Noting the upcoming celebration of Easter
, when Christians celebrate Christ’s bodily resurrection, the bishops reiterated that “the Church has always taught that we must respect the bodies of the deceased.” Thus, a traditional burial is “considered by the Church to be the most appropriate way of manifesting reverence and respect for the body of the deceased because it ‘honors the children of God, who are temples of the Holy Spirit,’ and clearly expresses our faith and hope in the resurrection of the body.”
The process of human composting — also known as natural organic reduction — is a relatively new phenomenon in the U.S. and has been legalized in a handful of states, most recently California. When a body is composted, it is placed in a reusable container where microbes and bacteria decompose it into soil over the course of 30-45 days.
Alkaline hydrolysis is a process whereby a human body is broken down in a tank of chemicals at high pressure and heat, resulting in a few bone fragments and a large quantity of wastewater.
Although the practices of cremation, human composting, and alkaline hydrolysis all involve the acceleration of the decomposition of the body, the latter two do not allow for all parts of the body to be “gathered together and reserved for disposition,” the bishops noted.
“There is nothing distinguishably left of the body to be placed in a casket or an urn and laid to rest in a sacred place where Christian faithful can visit for prayer and remembrance,” the bishops said.
The Catholic Church as a whole does not have an official teaching on the composting of human bodies but has weighed in many times over the years on the practice of cremation. While strongly discouraged, cremation can be permissible under certain restrictions; notably, the remains are not to be scattered and must be kept in a sacred place out of reverence for the Church’s teaching on the eventual resurrection of the body.
The Congregation for the Doctrine of the Faith’s October 2016 instruction Ad Resurgendum Cum Christo
states that while cremation “is not prohibited,” the Church “continues to prefer the practice of burying the bodies of the deceased, because this shows a greater esteem towards the deceased.”
In that same document, the Congregation for the Doctrine of the Faith
clarified that a person’s ashes are not to be scattered nor kept in the home or preserved in mementos or jewelry but instead must be “laid to rest in a sacred place,” such as in a cemetery or church.
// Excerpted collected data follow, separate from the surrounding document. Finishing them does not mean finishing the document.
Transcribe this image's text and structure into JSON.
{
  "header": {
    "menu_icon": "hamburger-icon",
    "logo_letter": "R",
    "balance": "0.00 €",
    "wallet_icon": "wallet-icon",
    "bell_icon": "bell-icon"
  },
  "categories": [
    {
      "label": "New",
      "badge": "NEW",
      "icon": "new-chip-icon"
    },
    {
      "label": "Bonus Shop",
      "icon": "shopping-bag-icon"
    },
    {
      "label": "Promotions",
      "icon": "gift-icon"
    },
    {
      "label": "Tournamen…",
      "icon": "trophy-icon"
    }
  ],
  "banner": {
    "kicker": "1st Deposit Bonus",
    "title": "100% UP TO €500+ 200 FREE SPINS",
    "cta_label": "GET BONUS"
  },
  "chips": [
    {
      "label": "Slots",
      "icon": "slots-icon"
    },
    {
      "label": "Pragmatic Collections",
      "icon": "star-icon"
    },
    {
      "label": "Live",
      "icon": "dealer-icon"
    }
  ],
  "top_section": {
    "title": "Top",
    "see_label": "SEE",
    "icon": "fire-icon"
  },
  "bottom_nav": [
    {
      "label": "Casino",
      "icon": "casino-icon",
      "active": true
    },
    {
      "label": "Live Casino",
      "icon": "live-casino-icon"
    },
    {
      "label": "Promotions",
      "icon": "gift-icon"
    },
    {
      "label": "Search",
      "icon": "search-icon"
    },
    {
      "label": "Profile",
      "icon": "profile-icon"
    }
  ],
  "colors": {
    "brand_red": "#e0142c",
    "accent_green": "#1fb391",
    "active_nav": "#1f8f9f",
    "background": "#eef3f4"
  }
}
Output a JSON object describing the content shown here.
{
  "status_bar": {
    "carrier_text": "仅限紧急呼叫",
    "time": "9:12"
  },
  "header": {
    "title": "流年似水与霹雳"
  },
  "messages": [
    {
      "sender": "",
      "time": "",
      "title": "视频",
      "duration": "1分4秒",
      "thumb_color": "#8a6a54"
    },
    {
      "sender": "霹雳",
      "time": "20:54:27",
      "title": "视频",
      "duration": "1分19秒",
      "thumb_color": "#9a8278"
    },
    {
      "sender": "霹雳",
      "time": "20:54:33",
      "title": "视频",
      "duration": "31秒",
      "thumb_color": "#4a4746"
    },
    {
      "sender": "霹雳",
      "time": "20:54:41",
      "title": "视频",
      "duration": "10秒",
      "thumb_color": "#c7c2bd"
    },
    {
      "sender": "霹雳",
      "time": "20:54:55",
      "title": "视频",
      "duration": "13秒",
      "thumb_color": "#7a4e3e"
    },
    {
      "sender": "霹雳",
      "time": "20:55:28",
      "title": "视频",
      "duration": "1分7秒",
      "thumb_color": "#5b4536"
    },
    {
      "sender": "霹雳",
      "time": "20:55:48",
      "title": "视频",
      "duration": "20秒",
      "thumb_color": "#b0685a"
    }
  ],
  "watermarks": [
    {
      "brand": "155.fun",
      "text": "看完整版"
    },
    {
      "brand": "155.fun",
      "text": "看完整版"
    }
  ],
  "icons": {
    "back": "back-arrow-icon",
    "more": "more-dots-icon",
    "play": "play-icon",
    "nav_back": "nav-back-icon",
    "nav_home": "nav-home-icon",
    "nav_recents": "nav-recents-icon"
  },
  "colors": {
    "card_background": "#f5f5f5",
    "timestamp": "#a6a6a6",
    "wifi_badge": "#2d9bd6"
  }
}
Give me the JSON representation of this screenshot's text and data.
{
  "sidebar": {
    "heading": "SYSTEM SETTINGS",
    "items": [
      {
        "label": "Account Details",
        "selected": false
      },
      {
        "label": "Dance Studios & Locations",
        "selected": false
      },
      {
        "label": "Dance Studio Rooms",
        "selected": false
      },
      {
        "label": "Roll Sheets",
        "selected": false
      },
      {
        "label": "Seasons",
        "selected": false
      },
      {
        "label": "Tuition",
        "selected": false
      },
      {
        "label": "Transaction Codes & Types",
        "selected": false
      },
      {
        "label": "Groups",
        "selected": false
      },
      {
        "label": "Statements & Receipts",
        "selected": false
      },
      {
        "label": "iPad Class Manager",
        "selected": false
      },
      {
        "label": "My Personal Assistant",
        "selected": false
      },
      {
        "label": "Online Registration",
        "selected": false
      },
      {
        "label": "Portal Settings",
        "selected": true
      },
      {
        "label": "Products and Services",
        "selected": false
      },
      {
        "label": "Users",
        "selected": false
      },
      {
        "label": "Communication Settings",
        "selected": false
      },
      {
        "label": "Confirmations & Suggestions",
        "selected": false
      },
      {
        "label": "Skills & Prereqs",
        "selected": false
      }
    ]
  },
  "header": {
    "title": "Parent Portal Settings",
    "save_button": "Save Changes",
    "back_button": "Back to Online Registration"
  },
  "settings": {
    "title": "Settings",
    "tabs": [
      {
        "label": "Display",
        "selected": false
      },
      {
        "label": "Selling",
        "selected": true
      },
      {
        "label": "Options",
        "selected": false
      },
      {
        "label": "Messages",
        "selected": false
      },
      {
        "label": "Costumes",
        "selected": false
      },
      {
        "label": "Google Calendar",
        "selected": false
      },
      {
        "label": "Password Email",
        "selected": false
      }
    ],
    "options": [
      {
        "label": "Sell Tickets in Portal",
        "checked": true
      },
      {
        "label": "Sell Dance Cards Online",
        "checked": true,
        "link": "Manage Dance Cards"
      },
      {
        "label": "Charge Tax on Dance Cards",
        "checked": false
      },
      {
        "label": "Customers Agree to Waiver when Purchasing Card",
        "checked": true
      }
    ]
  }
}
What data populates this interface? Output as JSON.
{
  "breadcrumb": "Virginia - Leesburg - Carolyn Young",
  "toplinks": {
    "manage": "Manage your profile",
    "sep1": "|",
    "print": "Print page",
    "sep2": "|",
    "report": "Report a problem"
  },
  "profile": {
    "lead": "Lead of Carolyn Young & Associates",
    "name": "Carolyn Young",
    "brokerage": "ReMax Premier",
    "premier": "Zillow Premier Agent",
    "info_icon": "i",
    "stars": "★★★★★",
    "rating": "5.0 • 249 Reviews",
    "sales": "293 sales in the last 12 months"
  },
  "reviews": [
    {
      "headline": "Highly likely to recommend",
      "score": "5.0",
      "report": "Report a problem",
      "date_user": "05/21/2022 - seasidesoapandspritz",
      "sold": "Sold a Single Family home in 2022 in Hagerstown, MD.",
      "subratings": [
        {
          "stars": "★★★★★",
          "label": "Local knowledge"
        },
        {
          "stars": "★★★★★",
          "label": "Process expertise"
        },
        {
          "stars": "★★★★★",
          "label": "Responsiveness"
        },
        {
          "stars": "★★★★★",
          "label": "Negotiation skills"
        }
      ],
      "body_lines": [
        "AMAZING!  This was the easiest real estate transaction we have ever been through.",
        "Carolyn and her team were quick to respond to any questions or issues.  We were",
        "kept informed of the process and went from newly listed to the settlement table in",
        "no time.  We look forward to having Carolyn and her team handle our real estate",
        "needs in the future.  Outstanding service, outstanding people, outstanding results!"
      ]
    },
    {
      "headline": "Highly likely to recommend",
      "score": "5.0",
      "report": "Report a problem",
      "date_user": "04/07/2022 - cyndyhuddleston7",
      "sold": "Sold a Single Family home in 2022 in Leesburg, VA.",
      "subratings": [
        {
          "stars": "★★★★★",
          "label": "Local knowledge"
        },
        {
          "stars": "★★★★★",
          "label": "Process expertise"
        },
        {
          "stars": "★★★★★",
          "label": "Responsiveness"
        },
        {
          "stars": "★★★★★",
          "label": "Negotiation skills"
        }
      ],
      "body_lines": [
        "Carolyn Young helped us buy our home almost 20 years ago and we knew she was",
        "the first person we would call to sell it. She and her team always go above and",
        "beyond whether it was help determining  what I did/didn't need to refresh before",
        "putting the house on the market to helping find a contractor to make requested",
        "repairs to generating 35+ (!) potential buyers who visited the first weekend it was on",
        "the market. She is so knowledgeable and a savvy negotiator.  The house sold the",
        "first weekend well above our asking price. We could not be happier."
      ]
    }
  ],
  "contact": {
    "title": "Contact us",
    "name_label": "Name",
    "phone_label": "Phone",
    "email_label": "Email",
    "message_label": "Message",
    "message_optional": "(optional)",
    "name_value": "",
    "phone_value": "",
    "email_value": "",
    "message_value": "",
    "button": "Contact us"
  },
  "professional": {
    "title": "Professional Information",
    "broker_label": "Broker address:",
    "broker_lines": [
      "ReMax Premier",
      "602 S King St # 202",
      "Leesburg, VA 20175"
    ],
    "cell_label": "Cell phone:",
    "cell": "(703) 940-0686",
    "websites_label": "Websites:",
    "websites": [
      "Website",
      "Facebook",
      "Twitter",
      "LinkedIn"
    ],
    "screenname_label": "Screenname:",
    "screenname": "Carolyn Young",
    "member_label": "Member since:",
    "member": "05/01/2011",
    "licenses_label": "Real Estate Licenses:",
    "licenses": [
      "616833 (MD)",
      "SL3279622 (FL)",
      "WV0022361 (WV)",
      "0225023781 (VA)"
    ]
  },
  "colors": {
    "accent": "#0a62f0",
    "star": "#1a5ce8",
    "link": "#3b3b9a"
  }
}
As the document explains, “by burying the bodies of the faithful, the Church confirms her faith in the resurrection of the body and intends to show the great dignity of the human body as an integral part of the human person whose body forms part of their identity.”
California legalized the practice of human composting in 2022, and it is set to become available in the state by 2027. Ahead of the legalization, the California Catholic Conference said the use of a body composting method originally developed for farm animals creates an “unfortunate spiritual, emotional, and psychological distancing from the deceased.” In addition, executive director Kathleen Domingo said, the process “reduces the human body to simply a disposable commodity.”
Bishops in states such as Texas, Missouri, and New York have expressed opposition in recent years to the legalization of alkaline hydrolysis.